Per orientarsi sulla scelta del fattore di protezione ….

il primo dato da considerare è il fototipo: più il fototipo è chiaro, più alto deve essere l’indice di protezione.

Secondariamente la latitudine e l’altitudine del luogo di esposizione. Più si è vicini all’equatore o alti sopra il livello del mare, più alto deve essere l’indice di protezione. Al mare, il riverbero della luce sull’acqua o sulla sabbia che si comporta come degli specchi, viene amplificato. In montagna, dove l’area è più rarefatta, i microcristalli dei nevai o dei ghiacciai riflettono una maggior quantità di luce. In città l’intensità del sole è certamente minore e viene meno l’effetto riverbero , ma esporsi sul terrazzo per tempi prolungati o fare sport all’aria aperta (footing, jogging …) fanno correre comunque grossi rischi alla cute.

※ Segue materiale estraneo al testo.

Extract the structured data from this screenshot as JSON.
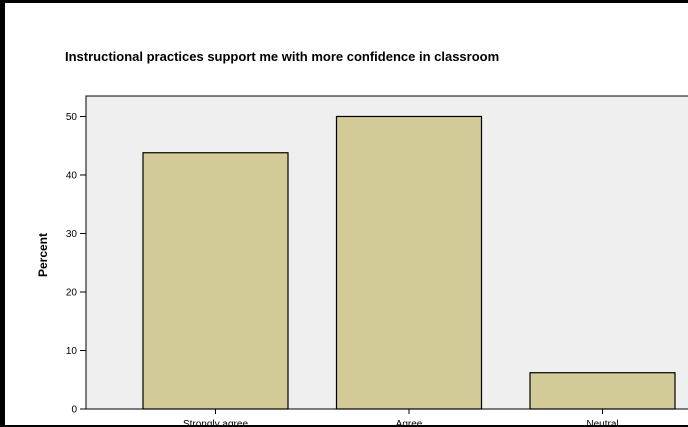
{
  "chart_data": {
    "type": "bar",
    "title": "Instructional practices support me with more confidence in classroom",
    "xlabel": "",
    "ylabel": "Percent",
    "categories": [
      "Strongly agree",
      "Agree",
      "Neutral"
    ],
    "values": [
      43.8,
      50.0,
      6.2
    ],
    "ylim": [
      0,
      53.5
    ],
    "yticks": [
      "0",
      "10",
      "20",
      "30",
      "40",
      "50"
    ],
    "grid": false,
    "legend": "none",
    "colors": {
      "bar_fill": "#d3cb97",
      "bar_stroke": "#000000",
      "plot_background": "#efefef"
    }
  }
}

In terzo luogo deve essere applicato un quantitativo di prodotto sufficiente per conseguire l’efficacia indicata.

 

Per preparare la pelle in previsione di esporla al sole:

prima ancora di partire per le vacanze si può aiutare la pelle all’esposizione assumendo quotidianamente sostanze come Licopene, Astaxantina, Aloe vera, Vitamina E e Selenio; si possono proteggere gli occhi con la Luteina e la Zeaxantina.

Sostanze che svolgono azione di filtro naturale ai raggi UVA/UVB con apporto di proprietà idratanti, antiossidante, di contrasto dei radicali liberi, di prevenzione dell’invecchiamento cellulare; sostanze che permettono un’abbronzatura intensa e duratura ovviando lo stato di rossore e prevenendo la comparsa di eritemi solari, e che troviamo nel TANNIDIN PLUS capsule.

 

Per “vedere” la differenza tra i raggi UVA e UVB:

la sensibilità dell’occhio ha come limite una ben determinata lunghezza d’onda: il cosiddetto “VISIBILE”.

Contigue a questa zona ci sono quella dell’INFRAROSSO( IR) e quella dell’ULTRAVIOLETTO (UV).

Nell’ambito della zona UV distinguiamo tre differenti sezioni:

  • UVA, da 320 a 400 micron e comprendono gli ultravioletti solari;
  • UVB, da 290 a 320 micron, con alto potere eritematogeno;
  • UVC, che non raggiungono la terra.
  • I primi attivano la melaninogenesi, mentre i secondi, eritematogeni, attivano la serotonina. Ambedue, sinergizzano nel processo l’eritema.